/NBA_runs_prediction

A novel approach attempting to predict the likelihood that a basketball team will achieve a scoring run based on events precipitating the start of the run.

Primary LanguageJupyter Notebook

NBA Runs Prediction model

A novel approach attempting to predict the likelihood that a basketball team will achieve a scoring run based on events precipitating the start of the run. The model utilizes convolutional neural network architecture in order to classify a set of basketball events as capable of leading to a scoring run. The model has been shown to achieve 63% accuracy, outperforming conventional classifiers like Support Vector Classifier, Decision Tree Classifier, Random Forests Classifier, and k-Nearest Neighbors Classifier.

Data & Pre-processing

The play-by-play data used for training the model has been scraped from basketball-reference.com and covers 5 NBA seasons, from 2015 to 2020. The model takes into account 20 features in total, describing in-game events.

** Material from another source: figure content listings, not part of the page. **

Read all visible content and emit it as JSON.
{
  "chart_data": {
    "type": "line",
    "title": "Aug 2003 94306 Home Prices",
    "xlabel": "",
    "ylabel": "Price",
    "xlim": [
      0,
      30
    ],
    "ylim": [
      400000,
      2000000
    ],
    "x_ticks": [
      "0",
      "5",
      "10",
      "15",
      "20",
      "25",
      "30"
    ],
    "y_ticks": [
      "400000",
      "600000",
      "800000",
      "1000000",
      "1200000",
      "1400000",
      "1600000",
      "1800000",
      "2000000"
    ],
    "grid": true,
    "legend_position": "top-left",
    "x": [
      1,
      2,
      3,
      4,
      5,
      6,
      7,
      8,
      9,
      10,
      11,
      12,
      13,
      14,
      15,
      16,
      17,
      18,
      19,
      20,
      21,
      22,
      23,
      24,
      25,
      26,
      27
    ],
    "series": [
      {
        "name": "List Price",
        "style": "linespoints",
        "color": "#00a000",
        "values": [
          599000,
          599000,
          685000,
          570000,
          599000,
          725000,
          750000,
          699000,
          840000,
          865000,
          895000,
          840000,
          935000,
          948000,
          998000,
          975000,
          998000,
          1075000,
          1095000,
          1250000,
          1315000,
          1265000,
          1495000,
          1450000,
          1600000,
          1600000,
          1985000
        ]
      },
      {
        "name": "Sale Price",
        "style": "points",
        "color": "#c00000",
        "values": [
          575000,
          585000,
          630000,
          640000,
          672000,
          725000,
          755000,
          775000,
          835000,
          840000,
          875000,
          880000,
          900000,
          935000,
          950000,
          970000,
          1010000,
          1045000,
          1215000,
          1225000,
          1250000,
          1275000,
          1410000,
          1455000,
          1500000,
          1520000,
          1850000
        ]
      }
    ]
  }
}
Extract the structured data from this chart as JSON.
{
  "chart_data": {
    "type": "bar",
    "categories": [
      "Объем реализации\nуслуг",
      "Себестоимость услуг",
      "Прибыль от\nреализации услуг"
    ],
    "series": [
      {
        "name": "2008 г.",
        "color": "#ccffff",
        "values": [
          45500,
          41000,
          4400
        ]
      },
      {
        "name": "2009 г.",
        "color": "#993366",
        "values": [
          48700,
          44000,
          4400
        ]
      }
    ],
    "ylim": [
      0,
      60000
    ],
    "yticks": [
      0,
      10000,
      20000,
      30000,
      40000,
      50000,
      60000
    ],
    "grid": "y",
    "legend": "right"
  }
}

The data has been encoded and split into sets of 10 consecutive events that either led to a scoring run by a team or did not. Each set was then reshaped into a 20x10 matrix for training. File preprocessing.py can be used to replicate the process and prepare datasets for either predictions or training.

Model architecture

A convolutional neural network was developed in order to perform predictions on whether a set of 10 consecutive events can lead to a scoring run. The pretrained model can be loaded and be used on any datasets preprocessed in the manner described above. Moreover, the model_training.py can be used to train models on different datasets.

image

Notebook

A notebook file is included that describes the development process for the neural network. Furthermore, the notebook underlines specific players, teams, actions, and decisions that mostly affect the probability of a scoring run occuring.